When to use this template
Use this when a role has firm location requirements — on-site, specific timezone, or a regional legal entity — and the candidate's location doesn't fit. This is most common in hybrid and on-site roles, and for remote roles in countries where you don't have a legal hiring entity.
Send early. A 'sorry, wrong timezone' rejection at round four is frustrating for a candidate who disclosed their location in their first email.
Be straightforward about the constraint: 'this role needs X hours of overlap with [timezone]' or 'this role is based in [city]' removes ambiguity. Don't hint around it.
Considerations
- Check your job description reflects the constraint explicitly before the next candidate sees it.
- Avoid language that sounds like 'we don't hire in your country' — frame around the role.
- If you have other roles with different location requirements, offer them.

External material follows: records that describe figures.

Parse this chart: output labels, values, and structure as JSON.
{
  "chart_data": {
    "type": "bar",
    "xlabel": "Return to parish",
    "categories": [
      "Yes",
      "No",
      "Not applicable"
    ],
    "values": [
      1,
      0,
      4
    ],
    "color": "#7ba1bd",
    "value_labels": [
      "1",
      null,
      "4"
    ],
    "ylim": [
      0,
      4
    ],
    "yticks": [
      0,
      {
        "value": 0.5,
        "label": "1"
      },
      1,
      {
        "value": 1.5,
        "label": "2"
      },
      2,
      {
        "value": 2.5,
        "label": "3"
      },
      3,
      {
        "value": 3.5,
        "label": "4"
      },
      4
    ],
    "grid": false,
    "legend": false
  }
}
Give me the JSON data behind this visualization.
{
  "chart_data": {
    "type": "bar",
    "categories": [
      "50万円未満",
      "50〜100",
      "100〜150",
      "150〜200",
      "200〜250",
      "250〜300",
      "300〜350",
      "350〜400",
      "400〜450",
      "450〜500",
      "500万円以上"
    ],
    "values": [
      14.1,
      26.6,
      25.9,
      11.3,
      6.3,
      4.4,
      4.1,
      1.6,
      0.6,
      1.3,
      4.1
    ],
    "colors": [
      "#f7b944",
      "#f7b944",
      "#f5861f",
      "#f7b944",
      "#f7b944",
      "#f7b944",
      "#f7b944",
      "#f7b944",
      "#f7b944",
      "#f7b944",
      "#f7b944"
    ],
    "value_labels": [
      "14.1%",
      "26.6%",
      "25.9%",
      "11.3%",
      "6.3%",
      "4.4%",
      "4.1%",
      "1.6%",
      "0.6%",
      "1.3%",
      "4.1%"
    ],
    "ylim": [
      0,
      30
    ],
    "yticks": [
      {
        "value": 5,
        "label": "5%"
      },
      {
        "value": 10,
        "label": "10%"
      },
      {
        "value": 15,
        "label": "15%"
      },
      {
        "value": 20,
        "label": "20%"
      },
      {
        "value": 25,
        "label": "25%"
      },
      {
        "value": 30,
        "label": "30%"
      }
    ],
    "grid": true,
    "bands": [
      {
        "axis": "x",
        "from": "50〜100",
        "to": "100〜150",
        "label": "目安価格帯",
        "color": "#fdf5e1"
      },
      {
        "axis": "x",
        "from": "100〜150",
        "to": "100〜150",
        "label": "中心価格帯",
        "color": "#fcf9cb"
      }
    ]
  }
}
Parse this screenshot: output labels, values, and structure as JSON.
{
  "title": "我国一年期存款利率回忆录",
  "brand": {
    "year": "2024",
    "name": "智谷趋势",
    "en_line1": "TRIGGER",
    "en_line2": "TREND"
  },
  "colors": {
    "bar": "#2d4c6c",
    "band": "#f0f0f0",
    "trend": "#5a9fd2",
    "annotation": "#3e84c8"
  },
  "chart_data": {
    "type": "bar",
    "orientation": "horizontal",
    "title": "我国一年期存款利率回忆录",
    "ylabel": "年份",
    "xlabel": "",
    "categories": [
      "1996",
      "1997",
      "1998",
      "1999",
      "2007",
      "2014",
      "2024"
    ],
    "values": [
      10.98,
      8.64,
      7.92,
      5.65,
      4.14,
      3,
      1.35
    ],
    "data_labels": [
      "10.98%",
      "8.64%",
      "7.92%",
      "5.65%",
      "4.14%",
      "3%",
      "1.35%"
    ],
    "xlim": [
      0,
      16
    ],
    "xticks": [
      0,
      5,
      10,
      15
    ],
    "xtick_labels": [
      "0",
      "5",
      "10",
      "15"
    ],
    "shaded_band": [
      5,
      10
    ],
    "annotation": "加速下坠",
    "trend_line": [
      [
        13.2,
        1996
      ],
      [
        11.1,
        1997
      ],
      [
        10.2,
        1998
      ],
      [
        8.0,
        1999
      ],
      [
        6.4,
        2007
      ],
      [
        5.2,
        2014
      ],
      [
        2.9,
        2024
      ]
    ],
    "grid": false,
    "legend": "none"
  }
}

- Don't ask candidates to relocate without being upfront about the cost, timing, and visa reality.
The email template
Copy the version below and replace the {{placeholders}} with your specifics — or use the generator to fill everything in at once.
Your application for {{role}} at {{company}}
Hi {{candidate_name}},
Thanks for your interest in the {{role}} role at {{company}}. Unfortunately, this role has a firm location requirement — [IN-OFFICE IN CITY / OVERLAP WITH TIMEZONE / REGIONAL LEGAL ENTITY] — that we're not able to flex on right now.
We appreciate the time you put into applying, and if you're open to it, I'd invite you to check our other open roles where the location requirements are different.
All the best,
{{your_name}}How to personalize
Replace these placeholders before sending:
- {{candidate_name}}
- {{role}}
- {{company}}
- {{hiring_manager}}
- {{your_name}}
For any rejection that follows a live conversation, add one specific detail from that conversation — a project they mentioned, a question they asked, something they built. One concrete reference turns a form letter into a message the candidate will remember.